I became aware of Nigeria’s remarkable film industry while working on The Hyena & Other Men series. Everywhere I travelled, out of the corner of my eye, I would catch people watching these locally made films, in bars, hotel lobbies, anywhere there was a TV. The production values at the time were really poor, especially the sound quality, which may be why the films really irritated me at first. But then, at some point, I became more interested in the industry itself, which is the third largest in the world after the United States and India. It wasn’t the economics of releasing between 500 and 1 000 movies each year that interested me so much as the cultural issues coded into a cinema made by local producers for local audiences. Here you have a local entertainment industry that enables massive self-representation through popular culture. I don’t want to overstate things: the Nigerian film industry dutifully produces a mix of banal, weird, interesting and occasionally profound films. What intrigued me was the authenticity at play, and, if you think through it some more, how this exercise of authenticity challenges western preconceptions of Africa.

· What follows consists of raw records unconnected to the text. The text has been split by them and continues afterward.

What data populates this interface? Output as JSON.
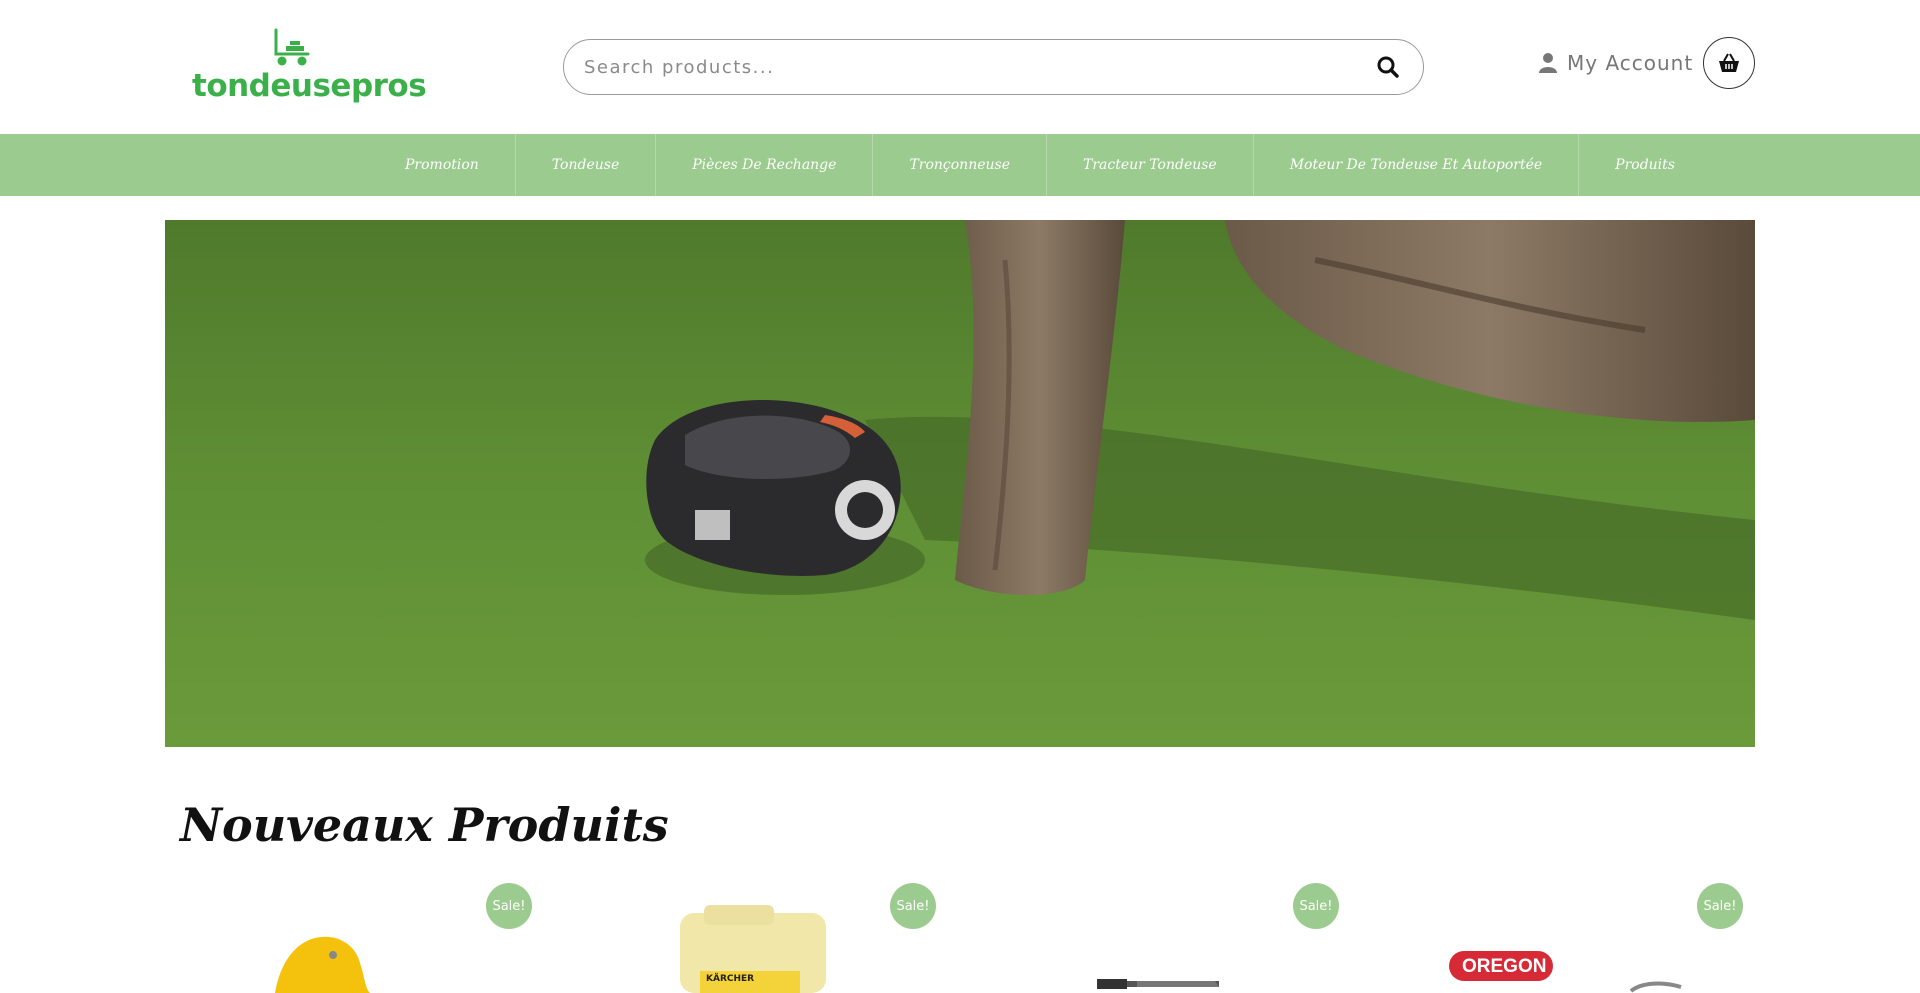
{
  "brand": {
    "name": "tondeusepros",
    "accent": "#3bb04a",
    "nav_color": "#9ccb8f"
  },
  "search": {
    "placeholder": "Search products..."
  },
  "account": {
    "label": "My Account"
  },
  "nav": {
    "items": [
      {
        "label": "Promotion"
      },
      {
        "label": "Tondeuse"
      },
      {
        "label": "Pièces De Rechange"
      },
      {
        "label": "Tronçonneuse"
      },
      {
        "label": "Tracteur Tondeuse"
      },
      {
        "label": "Moteur De Tondeuse Et Autoportée"
      },
      {
        "label": "Produits"
      }
    ]
  },
  "hero": {
    "image": "robotic-lawn-mower-under-tree"
  },
  "section": {
    "title": "Nouveaux Produits"
  },
  "products": [
    {
      "badge": "Sale!",
      "image": "yellow-hook-tool"
    },
    {
      "badge": "Sale!",
      "image": "karcher-detergent-can",
      "brand_text": "KÄRCHER"
    },
    {
      "badge": "Sale!",
      "image": "jigsaw-blade"
    },
    {
      "badge": "Sale!",
      "image": "oregon-chain-product",
      "brand_text": "OREGON"
    }
  ]
}
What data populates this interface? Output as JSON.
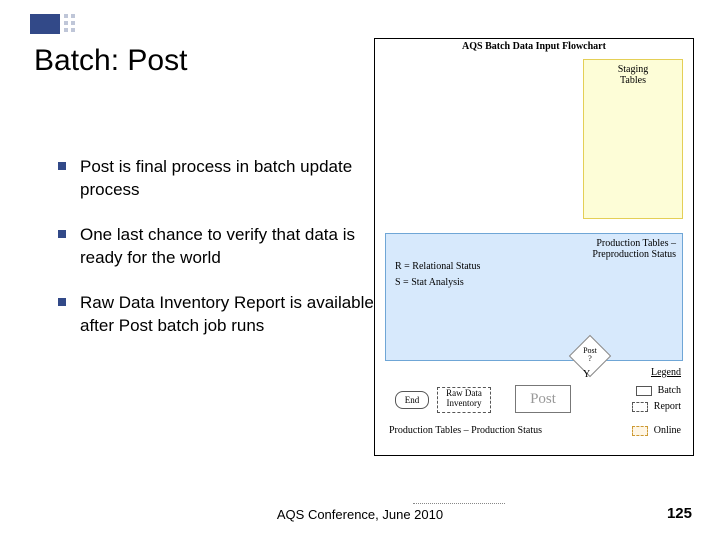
{
  "title": "Batch: Post",
  "bullets": [
    "Post is final process in batch update process",
    "One last chance to verify that data is ready for the world",
    "Raw Data Inventory Report is available after Post batch job runs"
  ],
  "footer": {
    "left": "AQS Conference, June 2010",
    "right": "125"
  },
  "flowchart": {
    "title": "AQS Batch Data Input Flowchart",
    "staging": "Staging\nTables",
    "prod_pre": "Production Tables –\nPreproduction Status",
    "r_label": "R = Relational Status",
    "s_label": "S = Stat Analysis",
    "diamond": "Post\n?",
    "y_label": "Y",
    "end": "End",
    "rdi": "Raw Data\nInventory",
    "post": "Post",
    "prod_status": "Production Tables – Production Status",
    "legend": {
      "title": "Legend",
      "batch": "Batch",
      "report": "Report",
      "online": "Online"
    }
  }
}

With these big ideas in mind I started off by photographing on film sets. It was an unproductive avenue. I wasn’t interested in making a documentary project showing the puppet strings – the film cameras, booms, microphones and countless operators behind the scenes. I was more interested in the cinematic ideas and stereotypes that were being fabricated for mass consumption. One evening I met a make-up artist who showed me his portfolio: photographs of actors in make-up. He worked in Enugu, which is much easier to work in than Lagos, and had many connections. We struck a deal whereby he would help me on my portrait series; the collaboration would be a showcase of his skills with make-up and wardrobe as much as mine with a camera.

The portraits were produced over four trips. The individual shoots were not formal events on a movie set – I prefer to think of them as theatrical happenings that came together quite informally at times. Of course, I directed the final compositions – they were not spontaneous occurrences as such. I think it is important to recognise that my photographs offer a selective engagement with the ideas and visual culture of Nollywood. I chose not to engage the soap opera genre, which is big in Nigeria and typically set in upper-class houses. I had no interest in that. My taste is more towards the macabre; I loved horror movies as a child. There is still an element of that in the subterranean parts of my mind.

The arc of the project involved imagining a series of portrait subjects, making them up with actors, and then documenting these fictional subjects. In my development as an artist, this project was the first time I really questioned the veracity of the portrait. I became aware of how one can play with portraiture, that it can be much more than just the superficial depiction of a subject. For example, the portrait of the three enslaved women is easy to misread. But, factually, it is a photograph of three paid actors wearing costumes and chains. Working on this series, and later reading responses to it, I became more acutely aware of what the viewer brings to the image, which often exceeds what is depicted.

Stacy Hardy

Horror for me started at age 13 with vampires. Not the classic kind. Not Dracula or even Fright Night but Rabid, David Cronenberg's feverish early sci-fi horror porn. I remember the fear. Hands, little fists clutching the remote control, fingers itching, twitchy. I remember that feeling. The dizzy swell of skin making sweat, eyes swimming in their sockets, the thrill of watching what I wasn't allowed to watch: someone losing their mind, someone growing claws and hair, someone naked, panting, someone sucking a woman's neck with their fangs.

Mostly I remember the blood: too red. The fadeout on the heroine's body: her face larger than the frame; uncontrollable lust, eyes that bleed beyond the screen. I don't remember the plot, the story. I do remember I returned the tape unwound.

Fast forward. Flicking through Pieter Hugo's Nollywood series is like a rewind. I'm banged back.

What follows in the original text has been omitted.